Molti hanno poi sottolineato la mancanza totale di una presa di posizione sulla questione delle armi. Come non prendere posizione, forti delle parole dette pochi giorni prima (16 ottobre) da papa Francesco nel video messaggio al 4° incontro dei Movimenti Popolari: “Voglio chiedere, in nome di Dio, ai fabbricanti e ai trafficanti di armi di cessare totalmente la loro attività, che fomenta la violenza e la guerra, spesso nel quadro di giochi geopolitici il cui costo sono milioni di vite e di spostamenti”. Non possiamo lasciare da solo papa francesco. Perché non diciamo chiaramente che non condividiamo la scelta – dichiarata dal nostro Governo –  di adottare misure di difesa più significative e spendere molto di più per le armi, quando spendiamo già 40 mila euro al minuto, forse di più, per le armi  quando non si investe il sufficiente, perché manca denaro, per una medicina più territoriale o per politiche di difesa del nostro territorio così fragile?

Anche da noi i problemi riguardo all’ambiente, alla salute e al lavoro non sono pochi. Siamo sicuri che qualsiasi lavoro sia benvenuto?  Produrre armi per esempio no. Quando ambientalisti seri inseriscono il consumo di suolo tra le cause di questo clima impazzito che distrugge territori e coltivazioni e, peggio, uccide, come possiamo accettare tranquillamente lo sperpero di terreno buono per la logistica – vedi Amazon o Conad – senza offrire a loro spazi alternativi di suolo già usato? Che considerazione abbiamo per chi verrà dopo di noi? Cosa abbiamo capito dei cambiamenti climatici?
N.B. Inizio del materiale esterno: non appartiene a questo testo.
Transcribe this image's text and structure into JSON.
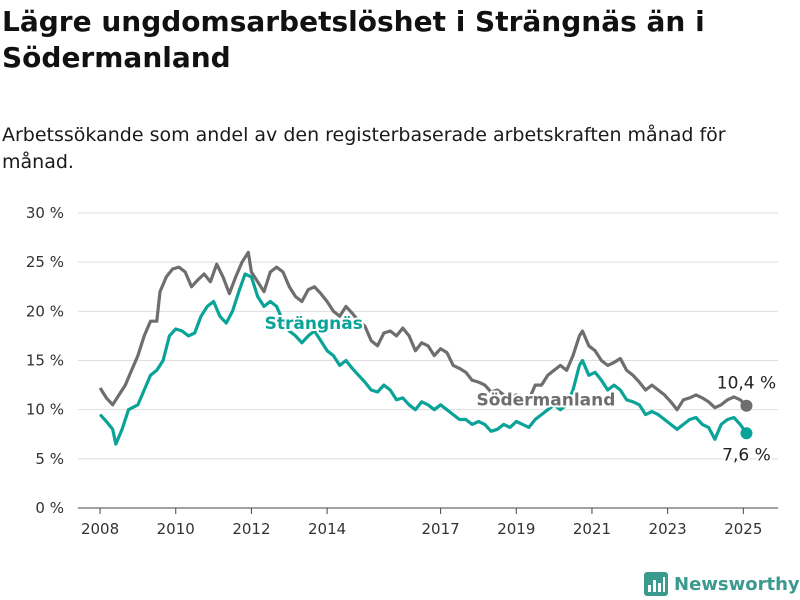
{
  "header": {
    "title": "Lägre ungdomsarbetslöshet i Strängnäs än i Södermanland",
    "subtitle": "Arbetssökande som andel av den registerbaserade arbetskraften månad för månad."
  },
  "brand": {
    "name": "Newsworthy",
    "icon": "bar-chart-icon"
  },
  "chart_data": {
    "type": "line",
    "title": "",
    "xlabel": "",
    "ylabel": "",
    "ylim": [
      0,
      30
    ],
    "xlim": [
      "2007-06",
      "2025-12"
    ],
    "grid": true,
    "y_ticks": [
      "0 %",
      "5 %",
      "10 %",
      "15 %",
      "20 %",
      "25 %",
      "30 %"
    ],
    "y_tick_values": [
      0,
      5,
      10,
      15,
      20,
      25,
      30
    ],
    "x_ticks": [
      "2008",
      "2010",
      "2012",
      "2014",
      "2017",
      "2019",
      "2021",
      "2023",
      "2025"
    ],
    "end_labels": [
      "10,4 %",
      "7,6 %"
    ],
    "series": [
      {
        "name": "Södermanland",
        "color": "#6e6e6e",
        "points": [
          [
            "2008-01",
            12.2
          ],
          [
            "2008-03",
            11.2
          ],
          [
            "2008-05",
            10.5
          ],
          [
            "2008-07",
            11.5
          ],
          [
            "2008-09",
            12.5
          ],
          [
            "2008-11",
            14.0
          ],
          [
            "2009-01",
            15.5
          ],
          [
            "2009-03",
            17.5
          ],
          [
            "2009-05",
            19.0
          ],
          [
            "2009-07",
            19.0
          ],
          [
            "2009-08",
            22.0
          ],
          [
            "2009-10",
            23.5
          ],
          [
            "2009-12",
            24.3
          ],
          [
            "2010-02",
            24.5
          ],
          [
            "2010-04",
            24.0
          ],
          [
            "2010-06",
            22.5
          ],
          [
            "2010-08",
            23.2
          ],
          [
            "2010-10",
            23.8
          ],
          [
            "2010-12",
            23.0
          ],
          [
            "2011-02",
            24.8
          ],
          [
            "2011-04",
            23.5
          ],
          [
            "2011-06",
            21.8
          ],
          [
            "2011-08",
            23.5
          ],
          [
            "2011-10",
            25.0
          ],
          [
            "2011-12",
            26.0
          ],
          [
            "2012-01",
            24.0
          ],
          [
            "2012-03",
            23.0
          ],
          [
            "2012-05",
            22.0
          ],
          [
            "2012-07",
            24.0
          ],
          [
            "2012-09",
            24.5
          ],
          [
            "2012-11",
            24.0
          ],
          [
            "2013-01",
            22.5
          ],
          [
            "2013-03",
            21.5
          ],
          [
            "2013-05",
            21.0
          ],
          [
            "2013-07",
            22.2
          ],
          [
            "2013-09",
            22.5
          ],
          [
            "2013-11",
            21.8
          ],
          [
            "2014-01",
            21.0
          ],
          [
            "2014-03",
            20.0
          ],
          [
            "2014-05",
            19.5
          ],
          [
            "2014-07",
            20.5
          ],
          [
            "2014-09",
            19.8
          ],
          [
            "2014-11",
            19.0
          ],
          [
            "2015-01",
            18.5
          ],
          [
            "2015-03",
            17.0
          ],
          [
            "2015-05",
            16.5
          ],
          [
            "2015-07",
            17.8
          ],
          [
            "2015-09",
            18.0
          ],
          [
            "2015-11",
            17.5
          ],
          [
            "2016-01",
            18.3
          ],
          [
            "2016-03",
            17.5
          ],
          [
            "2016-05",
            16.0
          ],
          [
            "2016-07",
            16.8
          ],
          [
            "2016-09",
            16.5
          ],
          [
            "2016-11",
            15.5
          ],
          [
            "2017-01",
            16.2
          ],
          [
            "2017-03",
            15.8
          ],
          [
            "2017-05",
            14.5
          ],
          [
            "2017-07",
            14.2
          ],
          [
            "2017-09",
            13.8
          ],
          [
            "2017-11",
            13.0
          ],
          [
            "2018-01",
            12.8
          ],
          [
            "2018-03",
            12.5
          ],
          [
            "2018-05",
            11.8
          ],
          [
            "2018-07",
            12.0
          ],
          [
            "2018-09",
            11.5
          ],
          [
            "2018-11",
            11.0
          ],
          [
            "2019-01",
            11.5
          ],
          [
            "2019-03",
            11.2
          ],
          [
            "2019-05",
            11.0
          ],
          [
            "2019-07",
            12.5
          ],
          [
            "2019-09",
            12.5
          ],
          [
            "2019-11",
            13.5
          ],
          [
            "2020-01",
            14.0
          ],
          [
            "2020-03",
            14.5
          ],
          [
            "2020-05",
            14.0
          ],
          [
            "2020-07",
            15.5
          ],
          [
            "2020-09",
            17.5
          ],
          [
            "2020-10",
            18.0
          ],
          [
            "2020-12",
            16.5
          ],
          [
            "2021-02",
            16.0
          ],
          [
            "2021-04",
            15.0
          ],
          [
            "2021-06",
            14.5
          ],
          [
            "2021-08",
            14.8
          ],
          [
            "2021-10",
            15.2
          ],
          [
            "2021-12",
            14.0
          ],
          [
            "2022-02",
            13.5
          ],
          [
            "2022-04",
            12.8
          ],
          [
            "2022-06",
            12.0
          ],
          [
            "2022-08",
            12.5
          ],
          [
            "2022-10",
            12.0
          ],
          [
            "2022-12",
            11.5
          ],
          [
            "2023-02",
            10.8
          ],
          [
            "2023-04",
            10.0
          ],
          [
            "2023-06",
            11.0
          ],
          [
            "2023-08",
            11.2
          ],
          [
            "2023-10",
            11.5
          ],
          [
            "2023-12",
            11.2
          ],
          [
            "2024-02",
            10.8
          ],
          [
            "2024-04",
            10.2
          ],
          [
            "2024-06",
            10.5
          ],
          [
            "2024-08",
            11.0
          ],
          [
            "2024-10",
            11.3
          ],
          [
            "2024-12",
            11.0
          ],
          [
            "2025-02",
            10.4
          ]
        ]
      },
      {
        "name": "Strängnäs",
        "color": "#0aa398",
        "points": [
          [
            "2008-01",
            9.5
          ],
          [
            "2008-03",
            8.8
          ],
          [
            "2008-05",
            8.0
          ],
          [
            "2008-06",
            6.5
          ],
          [
            "2008-08",
            8.0
          ],
          [
            "2008-10",
            10.0
          ],
          [
            "2009-01",
            10.5
          ],
          [
            "2009-03",
            12.0
          ],
          [
            "2009-05",
            13.5
          ],
          [
            "2009-07",
            14.0
          ],
          [
            "2009-09",
            15.0
          ],
          [
            "2009-11",
            17.5
          ],
          [
            "2010-01",
            18.2
          ],
          [
            "2010-03",
            18.0
          ],
          [
            "2010-05",
            17.5
          ],
          [
            "2010-07",
            17.8
          ],
          [
            "2010-09",
            19.5
          ],
          [
            "2010-11",
            20.5
          ],
          [
            "2011-01",
            21.0
          ],
          [
            "2011-03",
            19.5
          ],
          [
            "2011-05",
            18.8
          ],
          [
            "2011-07",
            20.0
          ],
          [
            "2011-09",
            22.0
          ],
          [
            "2011-11",
            23.8
          ],
          [
            "2012-01",
            23.5
          ],
          [
            "2012-03",
            21.5
          ],
          [
            "2012-05",
            20.5
          ],
          [
            "2012-07",
            21.0
          ],
          [
            "2012-09",
            20.5
          ],
          [
            "2012-11",
            19.0
          ],
          [
            "2013-01",
            18.0
          ],
          [
            "2013-03",
            17.5
          ],
          [
            "2013-05",
            16.8
          ],
          [
            "2013-07",
            17.5
          ],
          [
            "2013-09",
            18.0
          ],
          [
            "2013-11",
            17.0
          ],
          [
            "2014-01",
            16.0
          ],
          [
            "2014-03",
            15.5
          ],
          [
            "2014-05",
            14.5
          ],
          [
            "2014-07",
            15.0
          ],
          [
            "2014-09",
            14.2
          ],
          [
            "2014-11",
            13.5
          ],
          [
            "2015-01",
            12.8
          ],
          [
            "2015-03",
            12.0
          ],
          [
            "2015-05",
            11.8
          ],
          [
            "2015-07",
            12.5
          ],
          [
            "2015-09",
            12.0
          ],
          [
            "2015-11",
            11.0
          ],
          [
            "2016-01",
            11.2
          ],
          [
            "2016-03",
            10.5
          ],
          [
            "2016-05",
            10.0
          ],
          [
            "2016-07",
            10.8
          ],
          [
            "2016-09",
            10.5
          ],
          [
            "2016-11",
            10.0
          ],
          [
            "2017-01",
            10.5
          ],
          [
            "2017-03",
            10.0
          ],
          [
            "2017-05",
            9.5
          ],
          [
            "2017-07",
            9.0
          ],
          [
            "2017-09",
            9.0
          ],
          [
            "2017-11",
            8.5
          ],
          [
            "2018-01",
            8.8
          ],
          [
            "2018-03",
            8.5
          ],
          [
            "2018-05",
            7.8
          ],
          [
            "2018-07",
            8.0
          ],
          [
            "2018-09",
            8.5
          ],
          [
            "2018-11",
            8.2
          ],
          [
            "2019-01",
            8.8
          ],
          [
            "2019-03",
            8.5
          ],
          [
            "2019-05",
            8.2
          ],
          [
            "2019-07",
            9.0
          ],
          [
            "2019-09",
            9.5
          ],
          [
            "2019-11",
            10.0
          ],
          [
            "2020-01",
            10.5
          ],
          [
            "2020-03",
            10.0
          ],
          [
            "2020-05",
            10.5
          ],
          [
            "2020-07",
            12.0
          ],
          [
            "2020-09",
            14.5
          ],
          [
            "2020-10",
            15.0
          ],
          [
            "2020-12",
            13.5
          ],
          [
            "2021-02",
            13.8
          ],
          [
            "2021-04",
            13.0
          ],
          [
            "2021-06",
            12.0
          ],
          [
            "2021-08",
            12.5
          ],
          [
            "2021-10",
            12.0
          ],
          [
            "2021-12",
            11.0
          ],
          [
            "2022-02",
            10.8
          ],
          [
            "2022-04",
            10.5
          ],
          [
            "2022-06",
            9.5
          ],
          [
            "2022-08",
            9.8
          ],
          [
            "2022-10",
            9.5
          ],
          [
            "2022-12",
            9.0
          ],
          [
            "2023-02",
            8.5
          ],
          [
            "2023-04",
            8.0
          ],
          [
            "2023-06",
            8.5
          ],
          [
            "2023-08",
            9.0
          ],
          [
            "2023-10",
            9.2
          ],
          [
            "2023-12",
            8.5
          ],
          [
            "2024-02",
            8.2
          ],
          [
            "2024-04",
            7.0
          ],
          [
            "2024-06",
            8.5
          ],
          [
            "2024-08",
            9.0
          ],
          [
            "2024-10",
            9.2
          ],
          [
            "2024-12",
            8.5
          ],
          [
            "2025-02",
            7.6
          ]
        ]
      }
    ]
  }
}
No alla contrapposizione tra salute e lavoro o ambiente e lavoro! A Taranto abbiamo capito che è possibile un nuovo sguardo e nuove pratiche. Basta volerlo.

È giusto che proponiamo passi concreti verso la conversione ecologica, ma questi vanno inseriti in un orizzonte dettato da una visione profetica.
E la Chiesa non può rinunciare al suo ruolo profetico.